We recently proposed that glucose regulates glucagon secretion by a Ca²⁺ store-operated mechanism [15]. This model explains both adrenergic stimulation and glucose inhibition of glucagon release. By releasing Ca²⁺ from the endoplasmic reticulum, adrenergic stimuli activate a depolarising store-operated influx of cations, which eventually triggers voltage-dependent Ca²⁺ influx and glucagon secretion. The role of glucose is to activate Ca²⁺ sequestration in the endoplasmic reticulum and shut off the stimulatory cascade. In the absence of voltage-dependent Ca²⁺ entry, activation of the store-operated pathway results in a modest rise of [Ca²⁺]_i in alpha cells [15]. The small store-operated current is sufficient to trigger voltage-dependent Ca²⁺ influx because of the high input resistance [12] and the fact that the action potentials start at voltages as negative as −60 mV [13, 39, 43]. In support of the involvement of a store-operated mechanism in the regulation of glucagon secretion, we observed that activation of the store-operated pathway by SERCA inhibition raised [Ca²⁺]_i and stimulated glucagon release from mouse islets without affecting the basal secretion of insulin or somatostatin. Moreover, SERCA inhibition abolished the [Ca²⁺]_i-lowering effect of glucose in isolated alpha cells and prevented glucose inhibition of glucagon secretion from mouse islets despite the fact that the sugar stimulated the release of insulin and somatostatin.

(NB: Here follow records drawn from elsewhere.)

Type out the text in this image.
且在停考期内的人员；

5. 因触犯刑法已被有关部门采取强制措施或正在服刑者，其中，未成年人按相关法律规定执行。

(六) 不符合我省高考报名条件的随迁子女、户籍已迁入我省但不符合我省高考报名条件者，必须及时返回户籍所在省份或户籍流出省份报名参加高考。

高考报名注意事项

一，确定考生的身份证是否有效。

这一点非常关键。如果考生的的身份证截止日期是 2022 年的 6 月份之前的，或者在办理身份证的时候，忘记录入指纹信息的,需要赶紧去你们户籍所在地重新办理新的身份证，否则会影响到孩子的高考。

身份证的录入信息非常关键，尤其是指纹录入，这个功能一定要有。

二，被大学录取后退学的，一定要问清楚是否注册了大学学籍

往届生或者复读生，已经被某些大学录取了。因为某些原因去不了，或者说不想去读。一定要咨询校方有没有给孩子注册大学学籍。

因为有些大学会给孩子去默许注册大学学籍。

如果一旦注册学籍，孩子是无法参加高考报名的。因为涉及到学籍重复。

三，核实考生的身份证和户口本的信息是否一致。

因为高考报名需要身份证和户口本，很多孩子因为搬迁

Although rat and mouse are closely related species, glucagon secretion from pancreatic alpha cells may be differently regulated. In isolated rat alpha cells with high K_ATP channel density [43] the direct effect of glucose seems to be stimulation of secretion and the inhibitory action may require release of paracrine islet factors [46]. In isolated mouse alpha cells with low K_ATP channel density [13, 44] the inhibitory effect of glucose dominated, although closure of the K_ATP channels themselves was modestly stimulatory. The data support the concept that glucose has a direct inhibitory effect on the alpha cell by suppressing a depolarising store-operated current. However, neither beta cell factors nor somatostatin seem to mediate glucose inhibition of glucagon secretion.